7

I am trying to process millions of records from my table (size is about 30 GB) and I am currently doing it using paging (mysql 5.1.36). The query I use in my for loop is

select blobCol from large_table 
where name= 'someKey' and city= 'otherKey' 
order by name
LIMIT <pageNumber*pageSize>, <pageSize>

This works perfectly fine for about 500K records. I have a page size of 5000 that I am using and after page 100, the queries start slowing down dramatically. The first ~80 pages are extracted in a 2-3 seconds but after around page 130, each page takes about 30 seconds to retrieve, at least until page 200. One of my queries has about 900 pages and that would take too long.

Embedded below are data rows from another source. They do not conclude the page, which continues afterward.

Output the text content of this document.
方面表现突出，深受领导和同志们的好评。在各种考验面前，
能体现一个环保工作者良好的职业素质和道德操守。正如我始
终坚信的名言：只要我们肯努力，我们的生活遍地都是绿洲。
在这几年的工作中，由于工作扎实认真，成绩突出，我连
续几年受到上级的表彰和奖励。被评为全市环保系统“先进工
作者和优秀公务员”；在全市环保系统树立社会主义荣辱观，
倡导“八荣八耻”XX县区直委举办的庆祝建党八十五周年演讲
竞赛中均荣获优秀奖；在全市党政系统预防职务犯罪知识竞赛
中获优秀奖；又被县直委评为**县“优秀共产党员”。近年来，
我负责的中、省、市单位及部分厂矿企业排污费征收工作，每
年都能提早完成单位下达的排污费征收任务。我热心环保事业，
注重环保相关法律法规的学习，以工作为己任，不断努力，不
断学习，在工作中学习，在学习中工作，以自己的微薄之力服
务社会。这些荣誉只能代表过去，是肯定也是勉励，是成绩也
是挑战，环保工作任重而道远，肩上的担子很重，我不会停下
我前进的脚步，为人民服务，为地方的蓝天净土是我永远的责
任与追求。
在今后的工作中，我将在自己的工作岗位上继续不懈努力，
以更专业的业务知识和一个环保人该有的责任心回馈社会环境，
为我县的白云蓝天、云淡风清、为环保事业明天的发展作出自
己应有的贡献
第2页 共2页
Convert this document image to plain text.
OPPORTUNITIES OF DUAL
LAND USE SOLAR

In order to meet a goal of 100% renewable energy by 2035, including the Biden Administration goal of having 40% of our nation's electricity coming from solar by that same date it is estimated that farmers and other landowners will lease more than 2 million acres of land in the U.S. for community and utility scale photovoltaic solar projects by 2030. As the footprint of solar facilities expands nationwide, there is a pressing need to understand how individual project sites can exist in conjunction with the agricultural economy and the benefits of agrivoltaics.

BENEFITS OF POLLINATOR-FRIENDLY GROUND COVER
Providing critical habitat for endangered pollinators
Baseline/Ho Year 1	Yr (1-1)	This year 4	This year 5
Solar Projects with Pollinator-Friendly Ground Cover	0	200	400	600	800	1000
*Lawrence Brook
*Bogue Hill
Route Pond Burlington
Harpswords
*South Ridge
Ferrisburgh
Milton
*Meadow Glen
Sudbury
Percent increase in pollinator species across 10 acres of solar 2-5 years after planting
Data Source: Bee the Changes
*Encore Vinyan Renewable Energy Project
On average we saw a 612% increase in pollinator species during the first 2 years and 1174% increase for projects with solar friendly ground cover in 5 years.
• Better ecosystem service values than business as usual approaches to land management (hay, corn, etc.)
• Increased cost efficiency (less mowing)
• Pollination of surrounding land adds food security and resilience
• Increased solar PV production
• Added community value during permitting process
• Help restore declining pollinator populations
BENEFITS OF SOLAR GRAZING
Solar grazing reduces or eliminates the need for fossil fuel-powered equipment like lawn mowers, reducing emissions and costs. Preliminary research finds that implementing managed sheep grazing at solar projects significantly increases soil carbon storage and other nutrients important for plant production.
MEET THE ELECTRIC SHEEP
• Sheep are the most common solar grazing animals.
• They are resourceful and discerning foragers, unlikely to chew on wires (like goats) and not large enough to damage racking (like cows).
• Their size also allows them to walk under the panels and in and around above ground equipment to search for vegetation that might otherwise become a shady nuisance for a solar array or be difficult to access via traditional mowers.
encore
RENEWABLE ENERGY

The table structure is (type is MyISAM)
    name char(11)
    id int // col1 & col2 is a composite key
    city varchar(80) // indexed
    blobCol longblob

what can i do to speed it up? The explain for the query shows this

select_type: SIMPLE
possible_keys: city
key : city
type: ref
key_len: 242
ref: const
rows: 4293720
Extra: using where; using filesort

In case it helps, the my.cnf for my server (24 GB ram, 2 quad core procs) has these entries

  key_buffer_size = 6144M
  max_connections = 20
  max_allowed_packet = 32M
  table_open_cache = 1024
  sort_buffer_size = 256M
  read_buffer_size = 128M
  read_rnd_buffer_size = 512M
  myisam_sort_buffer_size = 128M
  thread_cache_size = 16
  tmp_table_size = 128M
  max_heap_table_size = 64M
randomThought
  • 6,203
  • 15
  • 56
  • 72
  • I would suggest look into hibernate (projections)[http://docs.jboss.org/hibernate/core/3.3/reference/en/html/querycriteria.html#querycriteria-projection].Also found this on SO which does not use projections http://stackoverflow.com/questions/168084/is-there-a-more-efficient-way-of-making-pagination-in-hibernate-than-executing-se – Shahzeb Sep 13 '11 at 01:02
  • I am running this through the createSQLQuery api, not createQuery which uses hiberate entities. I tried using the createCriteria methods and it caused my JVM to throw out of memory exceptions since it was keeping all that data in memory. This at least works, though is a tiny bit slow – randomThought Sep 13 '11 at 01:07

3 Answers3

2

Here is what I did, and reduced the total execution time by a factor of 10.

What I realized form the execution plan of my original query was that it was using filesort for sorting all results and ignoring the indexes. That is a bit of a waste.

My test database: 5 M records, 20 GB size. table structure same as in the question

Instead of getting blobCol directly in the first query, i first get the value of 'name' for beginning of every page. Run this query indefinitely until it returns 0 results. Every time, add the result to a list

SELECT name
FROM my_table
where id = <anyId> // I use the id column for partitioning so I need this here
order by name
limit <pageSize * pageNumber>, 1

Sine page number is not previously known, start with value 0 and keep incrementing until the query returns null. You can also do a select count(*) but that itself might take long and will not help optimize anything. Each query took about 2 seconds to run once the page number exceeded ~60.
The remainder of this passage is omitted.